Until this morning, I hadn’t looked at that manuscript since the “Last Modified Date” (9/3/2007), because I was afraid of what I’d find. It’s ugly. Repulsive. A perfect collection of unforgivable mistakes and errors that sums up how terrible a writer I was, packed to the margins with my insecurities and collegiate arrogance.

But I refuse to delete it. It is awful and will exist in a perpetual state of editing, but it was my first attempt. My first-born. The first time I really committed to trying something outside of the familiar, the comfortable. This document is milestone zero on my journey to become a writer. To delete it would be a futile attempt to forget where I came from.

Revisiting it now solidifies a lesson that I think a lot of us can take away from NaNoWriMo: Not everything we write is going to be great. Not everything is going to be as clear and coherent as we hoped or expected. Not everything is going to be publishable.

It is great to aim high. I’ll pretty much always suggest that someone aim as high as their imagination allows. Stretching and trying and growing is how you’ll improve, even if you don’t actually reach whatever goal you set.

But at the same time, be realistic. A musician doesn’t expect to write a number one hit every time he picks up his guitar, so don’t expect the Pulitzer for the essay or short story you jotted down after work. Practice and have confidence in your ideas, and you can’t help but improve.

If you pour yourself into your art, eventually the art will pour out of you.

The first big thing you ever write is an act of artistic puberty; an awkward time where you’re forced to experience all kinds of unpleasant things all for the sake of maturing. The acne will clear up.

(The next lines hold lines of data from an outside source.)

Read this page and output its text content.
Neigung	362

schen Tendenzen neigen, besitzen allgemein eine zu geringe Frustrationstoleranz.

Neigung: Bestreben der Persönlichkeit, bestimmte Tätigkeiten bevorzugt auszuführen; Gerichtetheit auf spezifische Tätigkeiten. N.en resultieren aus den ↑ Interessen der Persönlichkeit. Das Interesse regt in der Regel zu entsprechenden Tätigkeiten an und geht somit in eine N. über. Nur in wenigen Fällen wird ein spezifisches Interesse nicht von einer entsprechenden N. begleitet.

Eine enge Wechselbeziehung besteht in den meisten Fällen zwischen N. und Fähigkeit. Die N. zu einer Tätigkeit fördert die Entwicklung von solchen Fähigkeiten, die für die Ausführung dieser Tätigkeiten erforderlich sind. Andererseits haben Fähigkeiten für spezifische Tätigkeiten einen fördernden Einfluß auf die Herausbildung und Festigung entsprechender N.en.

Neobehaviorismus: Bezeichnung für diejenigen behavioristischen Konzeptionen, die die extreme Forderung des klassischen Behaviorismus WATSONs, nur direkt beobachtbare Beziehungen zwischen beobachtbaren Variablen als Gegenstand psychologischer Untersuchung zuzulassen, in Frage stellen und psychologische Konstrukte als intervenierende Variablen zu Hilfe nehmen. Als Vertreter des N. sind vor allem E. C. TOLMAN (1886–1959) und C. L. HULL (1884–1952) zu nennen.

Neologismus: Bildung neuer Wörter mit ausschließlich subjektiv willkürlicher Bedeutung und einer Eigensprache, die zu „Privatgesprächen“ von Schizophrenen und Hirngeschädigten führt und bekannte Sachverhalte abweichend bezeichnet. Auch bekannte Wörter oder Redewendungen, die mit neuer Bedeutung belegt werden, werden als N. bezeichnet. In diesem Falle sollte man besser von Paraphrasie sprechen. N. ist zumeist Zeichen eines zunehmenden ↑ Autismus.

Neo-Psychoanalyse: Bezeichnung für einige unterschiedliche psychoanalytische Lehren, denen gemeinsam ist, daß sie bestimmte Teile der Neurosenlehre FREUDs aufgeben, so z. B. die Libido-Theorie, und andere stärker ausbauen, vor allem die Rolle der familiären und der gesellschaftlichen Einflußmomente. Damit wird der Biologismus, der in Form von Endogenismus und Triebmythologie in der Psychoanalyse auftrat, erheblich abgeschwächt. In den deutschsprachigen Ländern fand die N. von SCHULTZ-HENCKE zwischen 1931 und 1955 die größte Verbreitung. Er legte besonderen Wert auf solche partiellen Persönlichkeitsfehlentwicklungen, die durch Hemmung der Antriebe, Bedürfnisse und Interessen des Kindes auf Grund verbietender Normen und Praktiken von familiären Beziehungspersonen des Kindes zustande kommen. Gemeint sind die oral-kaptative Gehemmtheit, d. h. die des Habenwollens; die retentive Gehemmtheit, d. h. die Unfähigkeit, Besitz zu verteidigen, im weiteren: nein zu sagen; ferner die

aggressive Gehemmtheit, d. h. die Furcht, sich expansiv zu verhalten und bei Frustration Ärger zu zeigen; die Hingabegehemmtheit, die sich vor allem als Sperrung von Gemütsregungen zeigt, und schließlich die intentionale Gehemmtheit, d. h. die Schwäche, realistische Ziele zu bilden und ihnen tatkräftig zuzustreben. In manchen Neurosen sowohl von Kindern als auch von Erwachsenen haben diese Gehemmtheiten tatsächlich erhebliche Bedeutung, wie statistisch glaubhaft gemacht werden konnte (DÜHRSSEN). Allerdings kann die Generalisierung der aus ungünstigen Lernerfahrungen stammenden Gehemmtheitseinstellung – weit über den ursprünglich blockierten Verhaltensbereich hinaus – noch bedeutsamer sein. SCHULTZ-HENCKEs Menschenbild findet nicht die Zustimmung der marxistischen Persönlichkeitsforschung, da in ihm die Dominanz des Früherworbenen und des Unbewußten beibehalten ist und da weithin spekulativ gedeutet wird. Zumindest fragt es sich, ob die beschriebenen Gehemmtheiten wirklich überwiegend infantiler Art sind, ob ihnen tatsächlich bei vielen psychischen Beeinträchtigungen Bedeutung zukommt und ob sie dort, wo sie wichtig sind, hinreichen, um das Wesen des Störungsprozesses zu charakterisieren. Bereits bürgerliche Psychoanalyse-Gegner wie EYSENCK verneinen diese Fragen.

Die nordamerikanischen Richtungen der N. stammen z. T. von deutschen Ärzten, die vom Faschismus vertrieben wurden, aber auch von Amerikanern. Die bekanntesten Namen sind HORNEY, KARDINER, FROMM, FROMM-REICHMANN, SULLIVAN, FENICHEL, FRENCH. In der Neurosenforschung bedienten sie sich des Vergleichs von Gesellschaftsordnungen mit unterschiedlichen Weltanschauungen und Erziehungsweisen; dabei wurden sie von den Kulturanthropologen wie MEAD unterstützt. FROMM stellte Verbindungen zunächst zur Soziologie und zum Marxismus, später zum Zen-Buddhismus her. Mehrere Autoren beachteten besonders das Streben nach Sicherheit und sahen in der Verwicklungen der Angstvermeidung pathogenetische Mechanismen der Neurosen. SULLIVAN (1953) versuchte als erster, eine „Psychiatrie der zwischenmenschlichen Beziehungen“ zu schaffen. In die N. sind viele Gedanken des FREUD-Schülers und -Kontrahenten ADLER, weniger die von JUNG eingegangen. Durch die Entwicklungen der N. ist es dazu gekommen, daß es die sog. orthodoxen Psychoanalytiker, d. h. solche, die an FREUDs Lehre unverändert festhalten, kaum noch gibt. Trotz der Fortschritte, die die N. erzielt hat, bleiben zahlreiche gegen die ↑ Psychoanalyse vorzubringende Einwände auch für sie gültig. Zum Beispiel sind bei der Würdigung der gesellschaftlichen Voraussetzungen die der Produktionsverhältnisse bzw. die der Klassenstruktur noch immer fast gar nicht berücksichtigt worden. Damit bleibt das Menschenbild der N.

Your hormones will stop raging. Your voice will no longer crack at random, but be strong and consistent and uniquely yours.

As you continue to write, take some time to look back on your earliest work. Open up those NaNo novels in a few months (or even years). It’s amazing to see how far you’ve come, and gives you hope for all those miles you still have to go.

The entire thing reads like this. Pompous would be an understatement.

The entire thing reads like this. I am so sorry everyone.